That was a really douche move, he could've helped you and then that dynamic wouldn't be true anymore. Boom saved relationship
Life is not as simple as that. Someone who feels that almost everything in life is bad needs more help than it is fair to expect one person to do. And most people in OPs situation go through a very long rough time (years). He is not obliged to wait it out until she's going better. Rough timing, though.
I might be a terrible person, but I'd probably end up breaking up with someone who told me I was the only good thing in their life as well. When you're living a healthy life, socially speaking, you have several people to fill the positions in your life - your friends, your family, your significant other, acquaintances you share hobbies with etc. It's not fair to expect one person to fill all those roles for you and puts them under way too much stress - and at that point, I personally would have to prioritize my own psychological health over my partner's. A relationship should be the cherry on top, not the entire cake.
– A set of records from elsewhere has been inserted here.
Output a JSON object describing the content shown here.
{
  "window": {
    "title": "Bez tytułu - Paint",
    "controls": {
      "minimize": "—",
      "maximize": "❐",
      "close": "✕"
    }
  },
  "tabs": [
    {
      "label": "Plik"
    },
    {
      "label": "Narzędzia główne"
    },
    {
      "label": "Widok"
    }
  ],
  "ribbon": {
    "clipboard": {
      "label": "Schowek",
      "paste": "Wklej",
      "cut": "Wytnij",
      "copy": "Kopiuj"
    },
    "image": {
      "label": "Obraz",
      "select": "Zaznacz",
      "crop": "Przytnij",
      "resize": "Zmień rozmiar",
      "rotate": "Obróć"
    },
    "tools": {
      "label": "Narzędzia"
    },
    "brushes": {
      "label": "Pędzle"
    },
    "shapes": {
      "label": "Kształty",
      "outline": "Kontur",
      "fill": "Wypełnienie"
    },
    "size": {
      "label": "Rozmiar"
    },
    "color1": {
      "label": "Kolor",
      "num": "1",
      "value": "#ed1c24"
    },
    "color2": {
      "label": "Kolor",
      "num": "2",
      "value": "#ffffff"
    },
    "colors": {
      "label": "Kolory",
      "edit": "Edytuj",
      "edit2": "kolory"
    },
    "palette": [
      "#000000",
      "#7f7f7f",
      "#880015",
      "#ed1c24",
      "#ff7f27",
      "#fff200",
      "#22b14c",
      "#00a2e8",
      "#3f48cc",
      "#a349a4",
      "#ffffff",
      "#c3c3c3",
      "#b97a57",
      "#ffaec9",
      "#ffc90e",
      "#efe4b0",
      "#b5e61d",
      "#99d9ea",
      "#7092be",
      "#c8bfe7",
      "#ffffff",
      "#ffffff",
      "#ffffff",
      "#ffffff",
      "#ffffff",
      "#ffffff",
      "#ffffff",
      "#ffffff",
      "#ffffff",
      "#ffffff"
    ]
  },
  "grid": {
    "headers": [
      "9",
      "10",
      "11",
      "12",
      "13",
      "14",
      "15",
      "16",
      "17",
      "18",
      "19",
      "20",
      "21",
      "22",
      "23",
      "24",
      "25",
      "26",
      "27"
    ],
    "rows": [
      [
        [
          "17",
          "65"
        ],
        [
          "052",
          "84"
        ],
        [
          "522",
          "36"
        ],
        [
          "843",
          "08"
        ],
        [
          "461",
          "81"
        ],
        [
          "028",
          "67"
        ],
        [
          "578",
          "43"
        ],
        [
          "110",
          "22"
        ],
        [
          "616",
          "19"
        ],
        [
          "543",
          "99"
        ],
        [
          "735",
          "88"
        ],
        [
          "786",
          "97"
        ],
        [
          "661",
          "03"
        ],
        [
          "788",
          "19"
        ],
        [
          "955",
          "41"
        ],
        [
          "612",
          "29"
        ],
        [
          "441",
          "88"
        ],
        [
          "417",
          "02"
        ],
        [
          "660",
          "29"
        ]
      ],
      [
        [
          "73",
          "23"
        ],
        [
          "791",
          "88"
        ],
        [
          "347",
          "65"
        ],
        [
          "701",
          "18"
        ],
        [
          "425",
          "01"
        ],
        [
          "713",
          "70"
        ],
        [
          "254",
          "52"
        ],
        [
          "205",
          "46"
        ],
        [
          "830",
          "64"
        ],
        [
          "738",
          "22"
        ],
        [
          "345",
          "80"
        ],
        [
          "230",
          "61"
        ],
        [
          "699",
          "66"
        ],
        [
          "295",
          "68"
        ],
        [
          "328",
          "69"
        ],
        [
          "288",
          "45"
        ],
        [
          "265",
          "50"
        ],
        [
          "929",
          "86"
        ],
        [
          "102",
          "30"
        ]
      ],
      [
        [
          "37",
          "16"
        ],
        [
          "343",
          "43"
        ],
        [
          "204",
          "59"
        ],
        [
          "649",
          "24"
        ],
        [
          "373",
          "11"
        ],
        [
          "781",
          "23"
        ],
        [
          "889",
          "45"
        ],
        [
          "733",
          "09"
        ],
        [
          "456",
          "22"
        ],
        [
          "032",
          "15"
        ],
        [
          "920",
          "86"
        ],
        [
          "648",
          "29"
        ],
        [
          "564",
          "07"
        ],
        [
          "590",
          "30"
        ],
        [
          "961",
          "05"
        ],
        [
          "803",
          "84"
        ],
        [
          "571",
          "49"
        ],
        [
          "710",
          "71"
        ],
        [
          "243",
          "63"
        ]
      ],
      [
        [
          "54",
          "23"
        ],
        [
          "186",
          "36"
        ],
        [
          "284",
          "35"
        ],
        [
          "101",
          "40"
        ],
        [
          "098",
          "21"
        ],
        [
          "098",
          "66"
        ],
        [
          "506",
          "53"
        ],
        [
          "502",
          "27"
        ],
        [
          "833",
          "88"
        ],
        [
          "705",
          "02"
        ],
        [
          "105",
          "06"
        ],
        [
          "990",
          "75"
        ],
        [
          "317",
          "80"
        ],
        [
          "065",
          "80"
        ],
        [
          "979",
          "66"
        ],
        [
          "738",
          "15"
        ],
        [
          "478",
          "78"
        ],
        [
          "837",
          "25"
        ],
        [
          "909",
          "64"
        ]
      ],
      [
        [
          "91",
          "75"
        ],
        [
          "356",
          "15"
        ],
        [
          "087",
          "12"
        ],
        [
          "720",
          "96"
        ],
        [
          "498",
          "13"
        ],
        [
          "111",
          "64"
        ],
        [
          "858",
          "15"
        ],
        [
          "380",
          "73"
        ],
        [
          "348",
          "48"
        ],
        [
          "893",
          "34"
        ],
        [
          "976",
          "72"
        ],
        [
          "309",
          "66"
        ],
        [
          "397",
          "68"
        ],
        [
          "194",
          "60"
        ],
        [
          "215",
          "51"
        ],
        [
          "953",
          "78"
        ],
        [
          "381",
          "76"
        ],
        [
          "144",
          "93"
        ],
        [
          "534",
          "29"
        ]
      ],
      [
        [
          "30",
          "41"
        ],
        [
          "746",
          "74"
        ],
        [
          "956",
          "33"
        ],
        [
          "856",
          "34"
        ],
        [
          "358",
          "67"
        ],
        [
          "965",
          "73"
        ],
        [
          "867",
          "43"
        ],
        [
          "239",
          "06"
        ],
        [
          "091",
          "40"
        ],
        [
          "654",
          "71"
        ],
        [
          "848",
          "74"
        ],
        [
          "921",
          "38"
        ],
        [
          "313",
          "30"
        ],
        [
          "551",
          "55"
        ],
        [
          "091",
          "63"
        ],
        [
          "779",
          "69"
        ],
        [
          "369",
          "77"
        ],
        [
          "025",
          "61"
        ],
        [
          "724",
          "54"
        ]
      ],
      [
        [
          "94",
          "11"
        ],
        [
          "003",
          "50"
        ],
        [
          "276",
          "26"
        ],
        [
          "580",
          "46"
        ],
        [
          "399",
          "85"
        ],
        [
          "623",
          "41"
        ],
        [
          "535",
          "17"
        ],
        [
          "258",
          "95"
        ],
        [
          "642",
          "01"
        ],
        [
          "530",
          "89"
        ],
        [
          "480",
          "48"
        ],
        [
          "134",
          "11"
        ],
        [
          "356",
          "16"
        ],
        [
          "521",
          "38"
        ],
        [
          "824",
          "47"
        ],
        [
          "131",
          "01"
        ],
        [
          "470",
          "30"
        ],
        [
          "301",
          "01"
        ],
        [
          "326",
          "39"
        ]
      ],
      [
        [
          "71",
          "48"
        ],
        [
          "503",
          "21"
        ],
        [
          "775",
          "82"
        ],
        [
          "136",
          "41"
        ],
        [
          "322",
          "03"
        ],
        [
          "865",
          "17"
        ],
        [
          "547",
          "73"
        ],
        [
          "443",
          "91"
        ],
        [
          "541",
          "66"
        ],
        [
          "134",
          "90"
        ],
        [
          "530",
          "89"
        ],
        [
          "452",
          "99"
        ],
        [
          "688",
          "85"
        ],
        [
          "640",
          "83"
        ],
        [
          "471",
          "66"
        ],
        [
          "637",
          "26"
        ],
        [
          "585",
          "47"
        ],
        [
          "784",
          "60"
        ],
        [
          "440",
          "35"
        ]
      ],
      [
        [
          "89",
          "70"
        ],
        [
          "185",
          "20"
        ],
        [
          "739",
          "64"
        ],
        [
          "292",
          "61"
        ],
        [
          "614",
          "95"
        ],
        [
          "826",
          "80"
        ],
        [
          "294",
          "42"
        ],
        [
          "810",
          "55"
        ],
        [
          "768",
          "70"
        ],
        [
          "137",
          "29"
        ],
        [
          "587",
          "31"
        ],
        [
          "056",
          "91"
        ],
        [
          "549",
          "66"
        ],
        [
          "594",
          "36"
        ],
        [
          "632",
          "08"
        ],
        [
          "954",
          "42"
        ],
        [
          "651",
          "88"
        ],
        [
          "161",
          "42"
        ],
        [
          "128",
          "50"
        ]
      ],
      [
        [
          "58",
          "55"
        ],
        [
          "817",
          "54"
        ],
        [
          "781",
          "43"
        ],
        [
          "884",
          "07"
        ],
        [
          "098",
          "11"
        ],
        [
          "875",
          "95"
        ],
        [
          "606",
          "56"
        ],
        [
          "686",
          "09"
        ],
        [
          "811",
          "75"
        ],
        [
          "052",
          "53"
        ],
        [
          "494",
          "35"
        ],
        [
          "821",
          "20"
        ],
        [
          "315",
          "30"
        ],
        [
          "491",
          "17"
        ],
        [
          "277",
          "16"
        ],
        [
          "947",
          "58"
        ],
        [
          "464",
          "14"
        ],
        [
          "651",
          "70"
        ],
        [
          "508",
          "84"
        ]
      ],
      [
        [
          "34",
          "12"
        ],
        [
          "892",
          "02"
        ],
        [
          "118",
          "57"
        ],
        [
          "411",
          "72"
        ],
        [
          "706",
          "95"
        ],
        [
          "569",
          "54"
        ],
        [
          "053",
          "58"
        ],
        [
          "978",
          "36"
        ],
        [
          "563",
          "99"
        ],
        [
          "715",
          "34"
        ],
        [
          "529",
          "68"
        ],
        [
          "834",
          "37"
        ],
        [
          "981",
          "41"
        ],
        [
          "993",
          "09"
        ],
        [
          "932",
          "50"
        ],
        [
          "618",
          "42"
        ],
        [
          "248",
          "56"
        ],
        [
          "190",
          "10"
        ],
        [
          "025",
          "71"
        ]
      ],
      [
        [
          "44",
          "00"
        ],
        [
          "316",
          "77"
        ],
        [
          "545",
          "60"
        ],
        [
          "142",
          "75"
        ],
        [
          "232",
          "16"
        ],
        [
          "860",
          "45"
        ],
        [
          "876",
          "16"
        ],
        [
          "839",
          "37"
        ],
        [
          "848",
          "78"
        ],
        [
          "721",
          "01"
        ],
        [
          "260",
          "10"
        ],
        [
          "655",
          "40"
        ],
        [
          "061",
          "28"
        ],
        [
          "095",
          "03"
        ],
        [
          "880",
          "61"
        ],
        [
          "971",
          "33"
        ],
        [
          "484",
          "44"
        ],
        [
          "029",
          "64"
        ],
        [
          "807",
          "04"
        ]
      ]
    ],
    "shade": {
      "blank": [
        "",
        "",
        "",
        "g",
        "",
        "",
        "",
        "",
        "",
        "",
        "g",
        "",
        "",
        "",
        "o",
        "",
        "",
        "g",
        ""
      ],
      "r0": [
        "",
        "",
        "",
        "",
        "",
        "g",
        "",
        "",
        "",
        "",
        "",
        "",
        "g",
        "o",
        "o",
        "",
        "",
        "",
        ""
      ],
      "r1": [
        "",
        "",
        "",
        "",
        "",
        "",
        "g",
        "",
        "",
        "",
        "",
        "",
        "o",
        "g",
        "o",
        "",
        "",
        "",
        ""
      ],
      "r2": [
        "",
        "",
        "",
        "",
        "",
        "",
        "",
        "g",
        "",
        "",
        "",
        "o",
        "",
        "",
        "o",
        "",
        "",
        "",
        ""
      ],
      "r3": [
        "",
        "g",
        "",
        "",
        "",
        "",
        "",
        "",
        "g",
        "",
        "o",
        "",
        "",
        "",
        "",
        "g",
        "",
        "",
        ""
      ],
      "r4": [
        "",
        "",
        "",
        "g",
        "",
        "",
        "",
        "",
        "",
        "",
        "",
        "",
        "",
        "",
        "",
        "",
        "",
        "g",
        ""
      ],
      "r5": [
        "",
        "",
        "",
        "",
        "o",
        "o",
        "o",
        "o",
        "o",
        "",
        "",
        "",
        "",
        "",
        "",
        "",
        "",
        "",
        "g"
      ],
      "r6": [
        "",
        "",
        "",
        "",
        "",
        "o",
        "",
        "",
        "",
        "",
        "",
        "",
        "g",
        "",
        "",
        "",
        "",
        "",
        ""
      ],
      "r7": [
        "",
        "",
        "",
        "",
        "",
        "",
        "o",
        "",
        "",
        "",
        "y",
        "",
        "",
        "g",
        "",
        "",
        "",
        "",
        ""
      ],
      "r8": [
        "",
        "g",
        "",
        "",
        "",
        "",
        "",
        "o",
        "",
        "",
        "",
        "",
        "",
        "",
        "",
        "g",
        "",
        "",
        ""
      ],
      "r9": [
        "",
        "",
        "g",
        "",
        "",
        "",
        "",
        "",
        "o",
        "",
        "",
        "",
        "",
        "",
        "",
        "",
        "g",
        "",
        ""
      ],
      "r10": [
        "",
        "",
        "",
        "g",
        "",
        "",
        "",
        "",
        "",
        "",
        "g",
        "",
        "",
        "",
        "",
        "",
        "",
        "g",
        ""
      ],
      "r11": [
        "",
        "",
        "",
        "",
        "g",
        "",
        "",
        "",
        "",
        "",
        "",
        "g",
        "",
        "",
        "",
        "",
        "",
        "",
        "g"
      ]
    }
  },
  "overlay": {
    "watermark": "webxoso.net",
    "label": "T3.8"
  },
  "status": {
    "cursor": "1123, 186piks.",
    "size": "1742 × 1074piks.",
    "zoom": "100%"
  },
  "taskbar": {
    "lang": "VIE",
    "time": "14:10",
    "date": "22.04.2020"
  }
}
So very well said. I know it seems like a dick move on the part of the boyfriend, but it's unfair to demand one person fill all ones emotional needs. A boyfriend/girlfriend should never be the *only* good thing in ones life--no one should have to shoulder that kind of stress. Unless, of course, the OP was using hyperbole and was just expressing that she was going through a rough time. Then yeah, boyfriend might be a douche.
I think expecting your SO to 'save' you or to solve your problems is really unhealthy. It creates a dynamic where one person feels all the pressure and responsibility for the other one's happiness and the other person becomes dependent on their SO and doesn't learn to live life for themselves. While I agree it was unfortunate timing, I don't blame the guy. If you need saving, you're not ready for an SO. It's unfair to expect someone to stick around to be the only good thing in your life.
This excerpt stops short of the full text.